Beginning in January 2018, New York’s Paid Family Leave Law (PFLL) will provide all New York employees with 50 percent of their wages for eight weeks while they are taking off work to care for a loved one. The new law, passed by Governor Andrew Cuomo, will gradually increase the employee’s reimbursement until it pays out 67 percent of an employee’s wages for a 12-week period in 2021. The new law will be fully funded through payroll tax deductions.
Advocates of the new law hope that the PFLL will address the “gaps” not covered by the Family and Medical Leave Act (FMLA), a federal law that also applies to family members taking time off from work to care for a sick loved one. There are several notable differences between the federal law and New York’s. First, the FMLA only applies to employers with over 50 employees in a 75-mile radius, the PFLL applies to all employers in New York. Second, the PFLL extends to domestic partnerships. Third, unlike the FMLA, New York’s Paid Family Leave Law does not apply to employee’s who take time off to care for their own health problem. Fourth, the FMLA requires employees to work for 12 months to become eligible for benefits while the PFLL only requires employees to work for 26 months. Last, the most important difference is that the PFLL provides for compensation during the employee’s absence while the FMLA is typically unpaid. When both New York’s PFLL and the FMLA apply to an employee’s leave, the employee’s paid leave with both benefit programs will apply simultaneously as long as the employer provides the proper notice required under the FMLA.

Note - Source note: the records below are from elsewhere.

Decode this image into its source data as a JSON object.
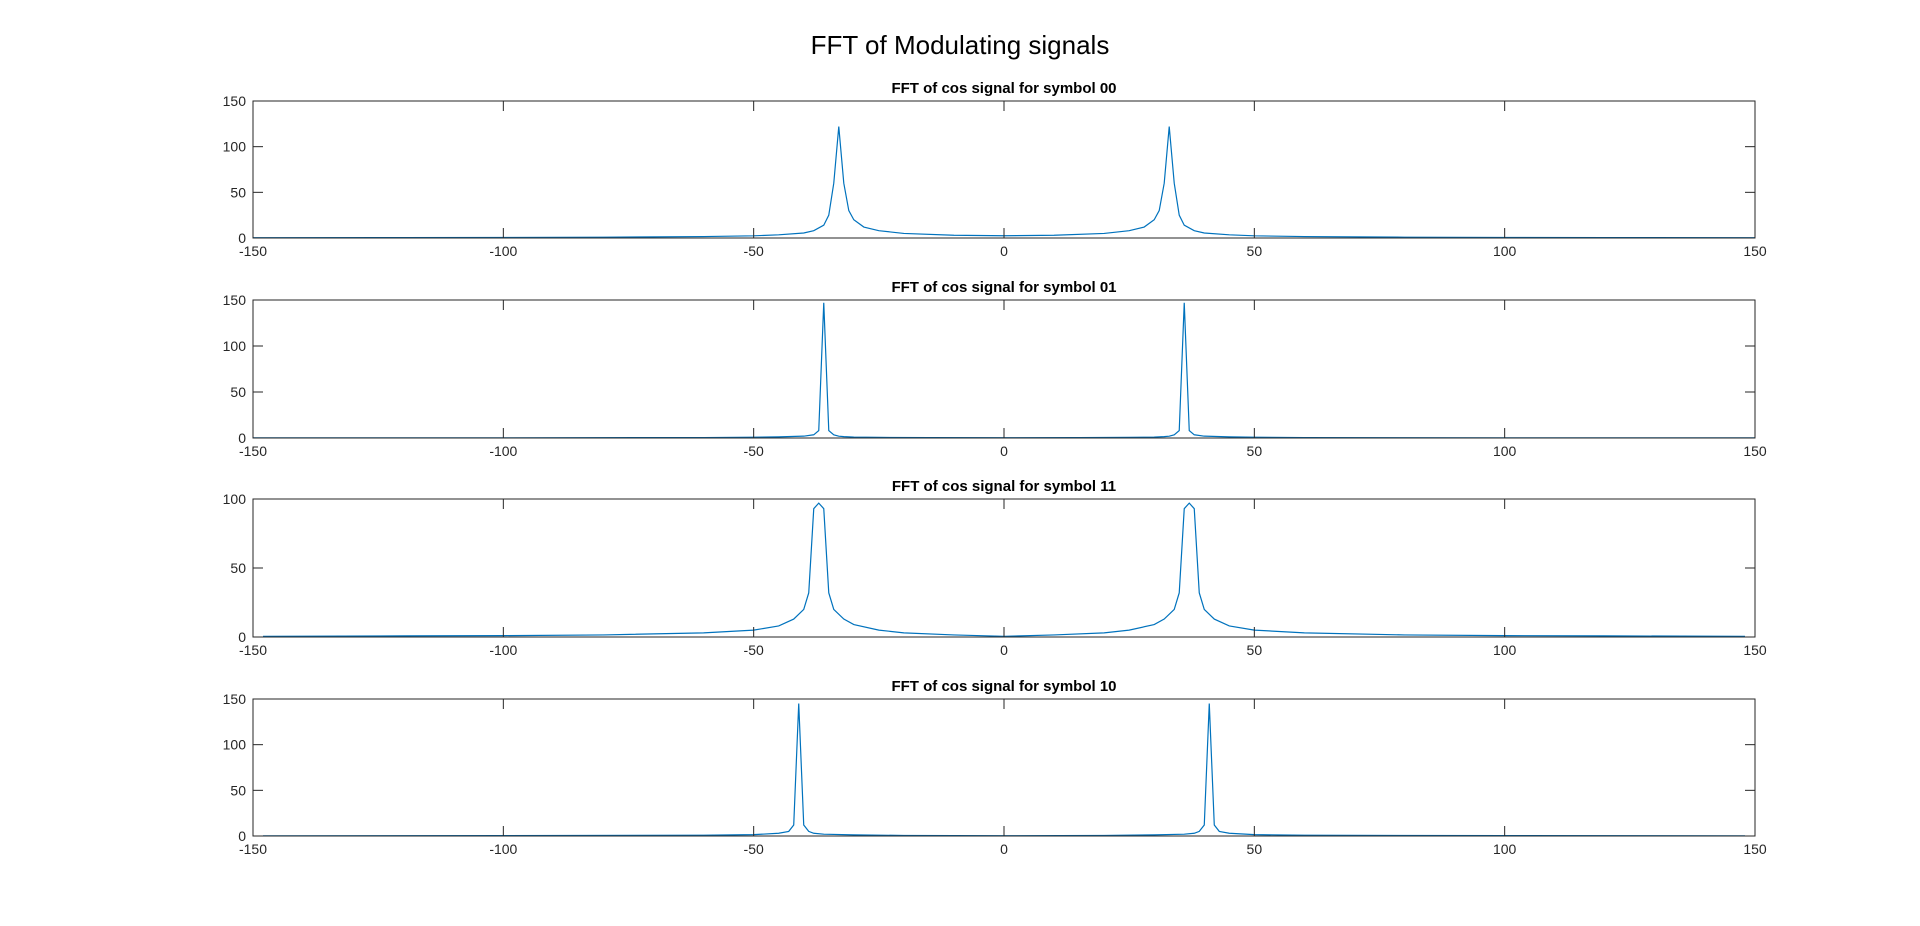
{
  "figure": {
    "title": "FFT of Modulating signals",
    "line_color": "#0072BD",
    "axes_color": "#262626"
  },
  "chart_data": [
    {
      "type": "line",
      "title": "FFT of cos signal for symbol 00",
      "xlabel": "",
      "ylabel": "",
      "xlim": [
        -150,
        150
      ],
      "ylim": [
        0,
        150
      ],
      "xticks": [
        -150,
        -100,
        -50,
        0,
        50,
        100,
        150
      ],
      "yticks": [
        0,
        50,
        100,
        150
      ],
      "grid": false,
      "series": [
        {
          "x": [
            -150,
            -120,
            -100,
            -80,
            -60,
            -50,
            -45,
            -40,
            -38,
            -36,
            -35,
            -34,
            -33,
            -32,
            -31,
            -30,
            -28,
            -25,
            -20,
            -10,
            0,
            10,
            20,
            25,
            28,
            30,
            31,
            32,
            33,
            34,
            35,
            36,
            38,
            40,
            45,
            50,
            60,
            80,
            100,
            120,
            150
          ],
          "y": [
            0.3,
            0.4,
            0.6,
            0.9,
            1.6,
            2.4,
            3.5,
            5.5,
            8,
            14,
            25,
            60,
            122,
            60,
            30,
            20,
            12,
            8,
            5,
            3,
            2.5,
            3,
            5,
            8,
            12,
            20,
            30,
            60,
            122,
            60,
            25,
            14,
            8,
            5.5,
            3.5,
            2.4,
            1.6,
            0.9,
            0.6,
            0.4,
            0.3
          ]
        }
      ]
    },
    {
      "type": "line",
      "title": "FFT of cos signal for symbol 01",
      "xlabel": "",
      "ylabel": "",
      "xlim": [
        -150,
        150
      ],
      "ylim": [
        0,
        150
      ],
      "xticks": [
        -150,
        -100,
        -50,
        0,
        50,
        100,
        150
      ],
      "yticks": [
        0,
        50,
        100,
        150
      ],
      "grid": false,
      "series": [
        {
          "x": [
            -150,
            -100,
            -60,
            -50,
            -45,
            -40,
            -38,
            -37,
            -36,
            -35,
            -34,
            -33,
            -32,
            -30,
            -25,
            -15,
            0,
            15,
            25,
            30,
            32,
            33,
            34,
            35,
            36,
            37,
            38,
            40,
            45,
            50,
            60,
            100,
            150
          ],
          "y": [
            0.1,
            0.2,
            0.5,
            0.8,
            1.2,
            2,
            3.5,
            8,
            147,
            8,
            3.5,
            2,
            1.5,
            1,
            0.7,
            0.4,
            0.3,
            0.4,
            0.7,
            1,
            1.5,
            2,
            3.5,
            8,
            147,
            8,
            3.5,
            2,
            1.2,
            0.8,
            0.5,
            0.2,
            0.1
          ]
        }
      ]
    },
    {
      "type": "line",
      "title": "FFT of cos signal for symbol 11",
      "xlabel": "",
      "ylabel": "",
      "xlim": [
        -150,
        150
      ],
      "ylim": [
        0,
        100
      ],
      "xticks": [
        -150,
        -100,
        -50,
        0,
        50,
        100,
        150
      ],
      "yticks": [
        0,
        50,
        100
      ],
      "grid": false,
      "series": [
        {
          "x": [
            -148,
            -120,
            -100,
            -80,
            -60,
            -50,
            -45,
            -42,
            -40,
            -39,
            -38,
            -37,
            -36,
            -35,
            -34,
            -32,
            -30,
            -25,
            -20,
            -10,
            0,
            10,
            20,
            25,
            30,
            32,
            34,
            35,
            36,
            37,
            38,
            39,
            40,
            42,
            45,
            50,
            60,
            80,
            100,
            120,
            148
          ],
          "y": [
            0.5,
            0.8,
            1,
            1.5,
            3,
            5,
            8,
            13,
            20,
            32,
            93,
            97,
            93,
            32,
            20,
            13,
            9,
            5,
            3,
            1.5,
            0.5,
            1.5,
            3,
            5,
            9,
            13,
            20,
            32,
            93,
            97,
            93,
            32,
            20,
            13,
            8,
            5,
            3,
            1.5,
            1,
            0.8,
            0.5
          ]
        }
      ]
    },
    {
      "type": "line",
      "title": "FFT of cos signal for symbol 10",
      "xlabel": "",
      "ylabel": "",
      "xlim": [
        -150,
        150
      ],
      "ylim": [
        0,
        150
      ],
      "xticks": [
        -150,
        -100,
        -50,
        0,
        50,
        100,
        150
      ],
      "yticks": [
        0,
        50,
        100,
        150
      ],
      "grid": false,
      "series": [
        {
          "x": [
            -148,
            -100,
            -60,
            -50,
            -45,
            -43,
            -42,
            -41,
            -40,
            -39,
            -38,
            -36,
            -30,
            -20,
            0,
            20,
            30,
            36,
            38,
            39,
            40,
            41,
            42,
            43,
            45,
            50,
            60,
            100,
            148
          ],
          "y": [
            0.2,
            0.4,
            0.8,
            1.5,
            3,
            5,
            12,
            145,
            12,
            5,
            3,
            2,
            1.2,
            0.6,
            0.3,
            0.6,
            1.2,
            2,
            3,
            5,
            12,
            145,
            12,
            5,
            3,
            1.5,
            0.8,
            0.4,
            0.2
          ]
        }
      ]
    }
  ]
}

In order to qualify for New York’s PFLL wage reimbursement, the employee must have been employed full-time for 26 weeks or part-time for 175 days at the time he or she applies for the program’s benefits. In addition, employees will only be eligible if: (1) they are parents bonding with a new child, (2) caring for a sick family member or (3) if there is qualifying crisis arising from a family member’s military service. If an employee meets this criteria, then he or she will be entitled to partially-reimbursed wages, a continuation of their healthcare during their paid leave, and reinstatement to their former employment at the conclusion of their paid leave.

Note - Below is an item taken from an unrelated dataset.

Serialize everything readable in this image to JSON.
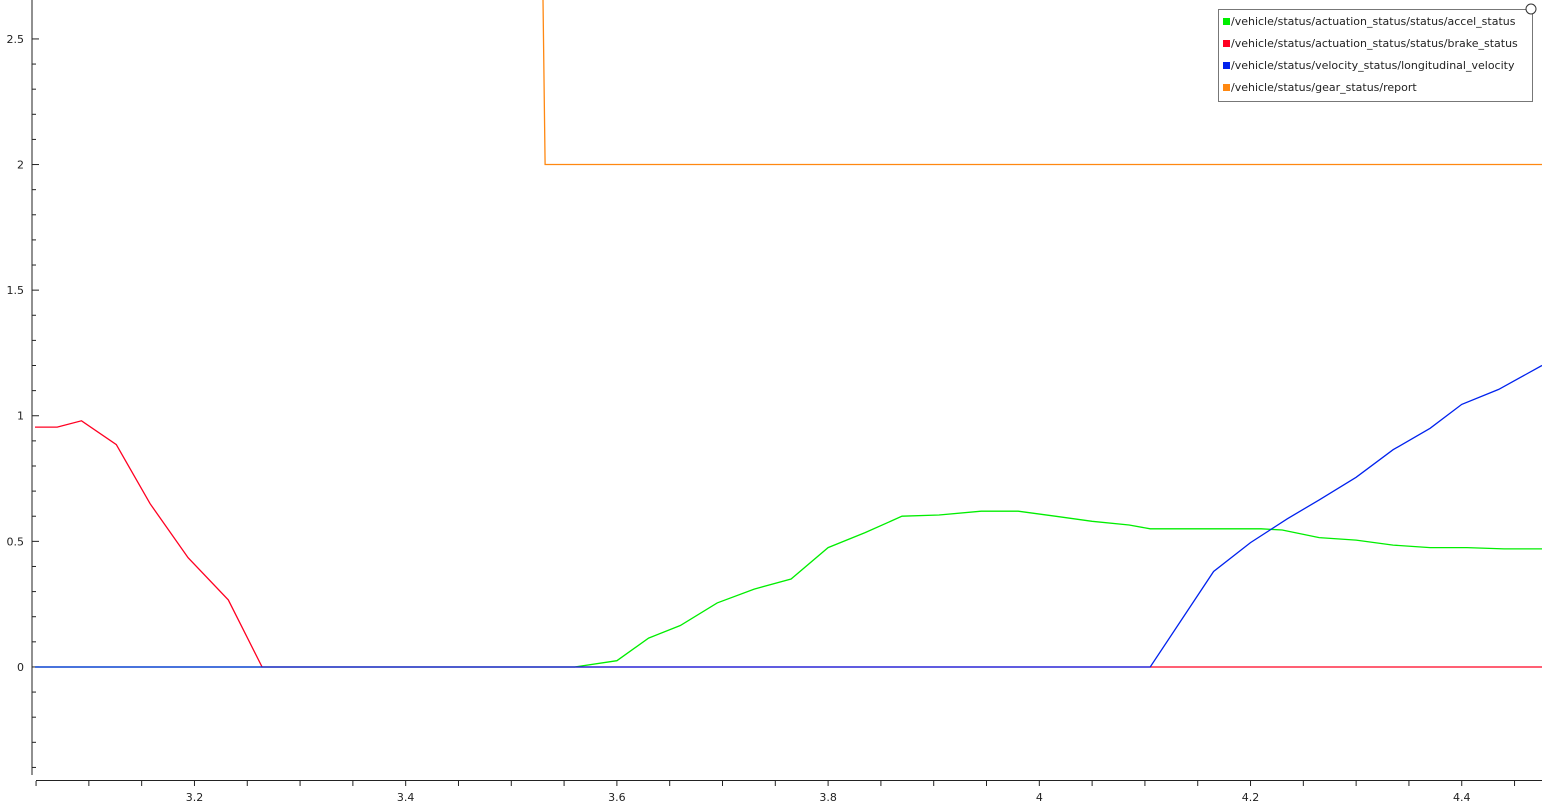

Announcing the regulations set to go into effect next year, Gov. Cuomo said that “There is a time in everyone’s lives where being there for a loved one in need is more important than anything and – finally – New Yorkers will no longer have to choose between losing their job and being a decent human being. By enacting and implementing the strongest paid family leave program in the nation, this administration is taking yet another step forward to providing economic justice to all New Yorkers.”
When the law comes into effect next year, New York will be joining California, Washington, and Arizona to become the fourth state with a family paid medical leave law.